Foto: Agencia Anadolu
Para nadie es un secreto que en Bogotá, Colombia nunca consiguió la clasificación a un Mundial, aunque en El Campín dio la única vuelta olímpica de su historia (la Copa América de 2001). Por eso Barranquilla –por su elevada temperatura, pero también por cábala- hace tiempo se ganó el título de la ‘Casa de la Selección’. ¿Será otra cosa en el frío de Moscú? Era la incertidumbre que rondaba a quienes habían viajado 16 horas desde Samara a la capital rusa a la cita de los Octavos de final.
Sin duda que el frío impactó, y los primeros en sentirlo fueron aquellos que desde el amanecer empezaron a rondar el segundo estadio de la capital rusa, el Spartak, que guardando las proporciones era como jugar en Bogotá pero en el estadio de Techo, el de la Primero de Mayo, al lado de Mundo Aventura, y cerca de la famosa ‘cuadra picha’. La mayoría iban en busca de una boleta de última hora. Los caucásicos europeos y hasta los africanos senegaleses querían adelantar su agosto a costillas de la ilusión de los colombianos, y ofrecían boletas hasta en 700 dólares, incluso las de categoría 3. Era la primera daga en el pecho que hizo borrar la sonrisa de la cara de los hinchas de la tricolor, que si por algo se habían caracterizado en este Mundial era por hacer reír a carcajadas a los fríos y calmados ‘rusinskis’.

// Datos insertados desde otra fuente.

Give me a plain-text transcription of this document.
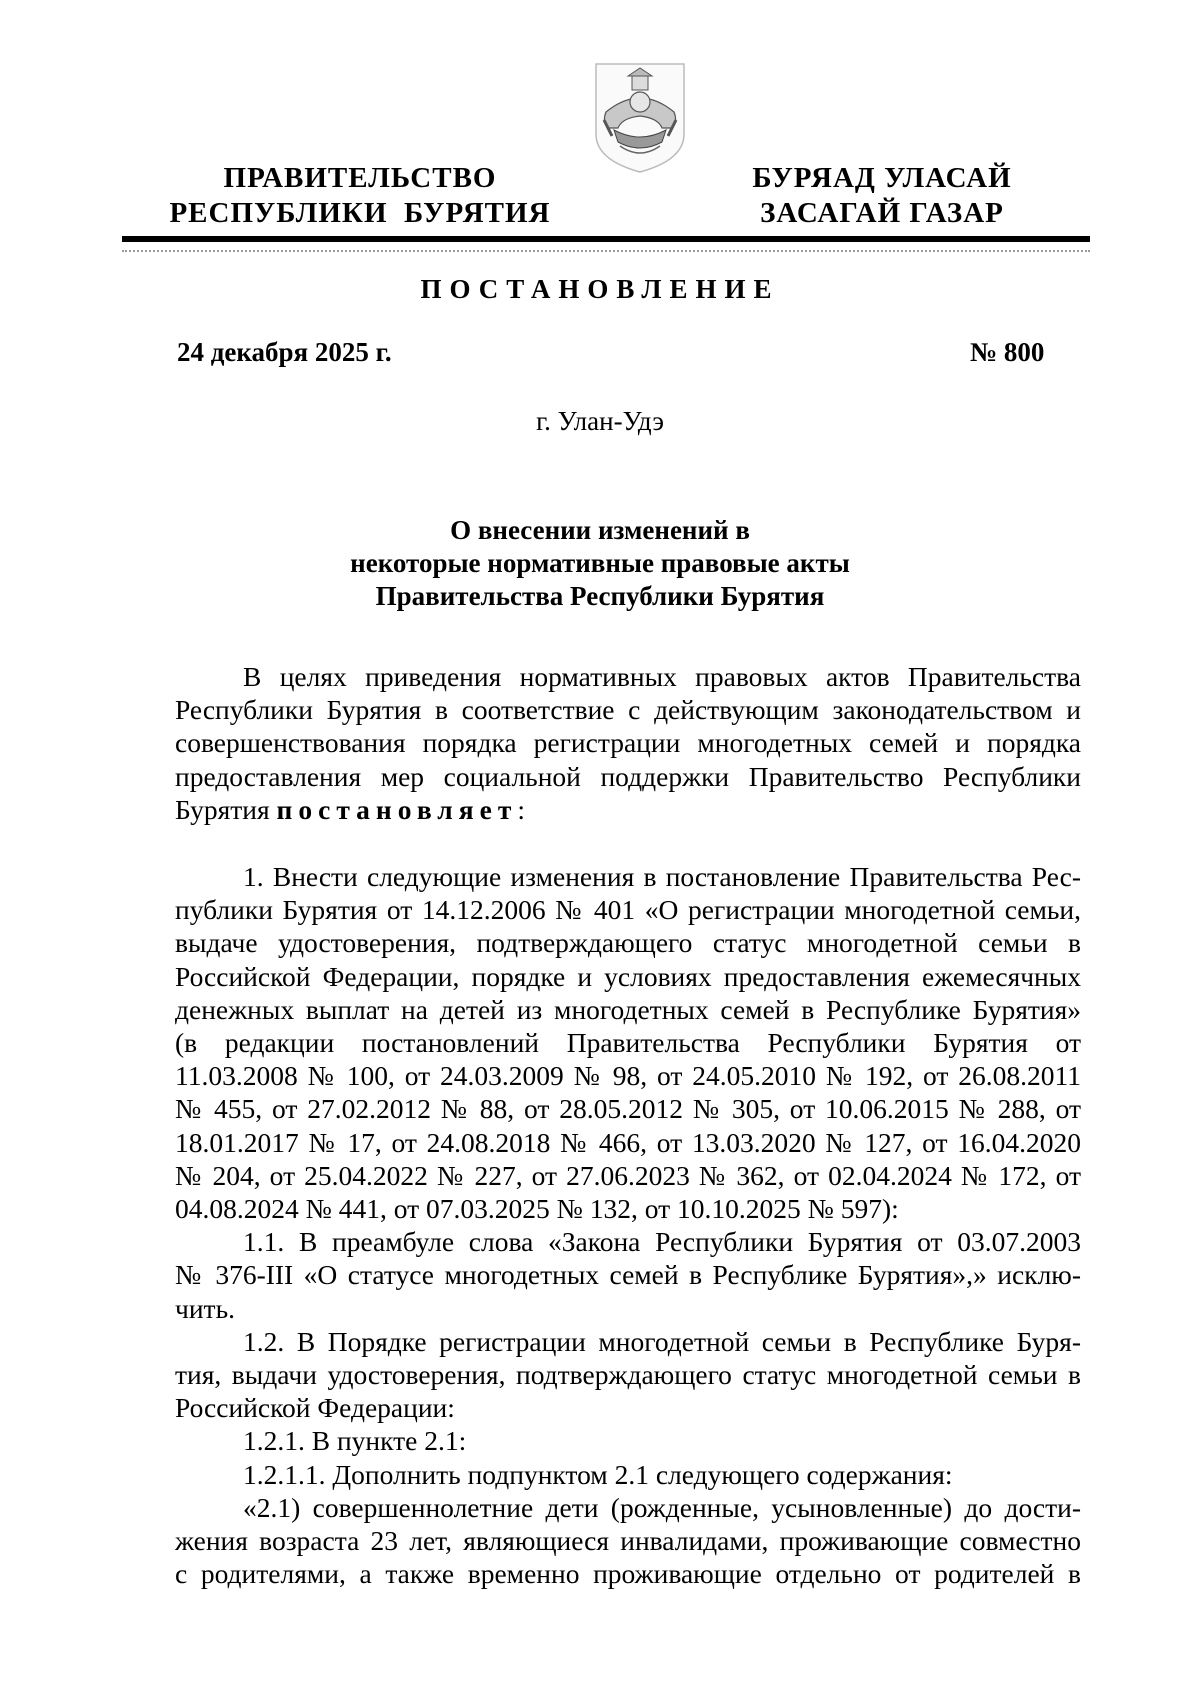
ПРАВИТЕЛЬСТВО
РЕСПУБЛИКИ  БУРЯТИЯ
БУРЯАД УЛАСАЙ
ЗАСАГАЙ ГАЗАР
ПОСТАНОВЛЕНИЕ
24 декабря 2025 г.	№ 800
г. Улан-Удэ
О внесении изменений в
некоторые нормативные правовые акты
Правительства Республики Бурятия
В целях приведения нормативных правовых актов Правительства
Республики Бурятия в соответствие с действующим законодательством и
совершенствования порядка регистрации многодетных семей и порядка
предоставления мер социальной поддержки Правительство Республики
Бурятия постановляет:
1. Внести следующие изменения в постановление Правительства Рес-
публики Бурятия от 14.12.2006 № 401 «О регистрации многодетной семьи,
выдаче удостоверения, подтверждающего статус многодетной семьи в
Российской Федерации, порядке и условиях предоставления ежемесячных
денежных выплат на детей из многодетных семей в Республике Бурятия»
(в редакции постановлений Правительства Республики Бурятия от
11.03.2008 № 100, от 24.03.2009 № 98, от 24.05.2010 № 192, от 26.08.2011
№ 455, от 27.02.2012 № 88, от 28.05.2012 № 305, от 10.06.2015 № 288, от
18.01.2017 № 17, от 24.08.2018 № 466, от 13.03.2020 № 127, от 16.04.2020
№ 204, от 25.04.2022 № 227, от 27.06.2023 № 362, от 02.04.2024 № 172, от
04.08.2024 № 441, от 07.03.2025 № 132, от 10.10.2025 № 597):
1.1. В преамбуле слова «Закона Республики Бурятия от 03.07.2003
№ 376-III «О статусе многодетных семей в Республике Бурятия»,» исклю-
чить.
1.2. В Порядке регистрации многодетной семьи в Республике Буря-
тия, выдачи удостоверения, подтверждающего статус многодетной семьи в
Российской Федерации:
1.2.1. В пункте 2.1:
1.2.1.1. Дополнить подпунктом 2.1 следующего содержания:
«2.1) совершеннолетние дети (рожденные, усыновленные) до дости-
жения возраста 23 лет, являющиеся инвалидами, проживающие совместно
с родителями, а также временно проживающие отдельно от родителей в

Las afueras del Spartak fueron muy diferentes a las del Kazán Arena o del Samara Kazán. Se cantaba pero con esfuerzo, el cansancio de dos semanas y media y miles de kilómetros no era cuento y ya pasaba factura, a tal punto que así Colombia derrotara a Inglaterra, ya muchos tenían decidido regresar a casa. Los colombianos suelen sacar fuerzas de donde no las hay, pero el deseo de tirar la toalla cada vez más parecía ser el más seductor.
Es probable que el himno nacional haya sido el que menos decibeles haya registrado de los cuatro que se entonaron desde que se escuchó por todas las calles de Saransk, esa pequeña ciudad donde Colombia perdió contra Japón. Es probable. Y aunque era evidente que las camisetas amarillas eran mayoría en las tribunas del Spartak, por los menos en un 70/30 (eso sí, contando la cantidad de rusos que fueron vestidos de colombianos), los ingleses eran los que parecían de carnaval. Desde que comenzó el partido no pararon de retumbar sus tambores y sus trompetas, ni tampoco sus gritos intimidantes, propios de la mala fama que hicieron los hooligans. “Ennnngland, Ennngland”.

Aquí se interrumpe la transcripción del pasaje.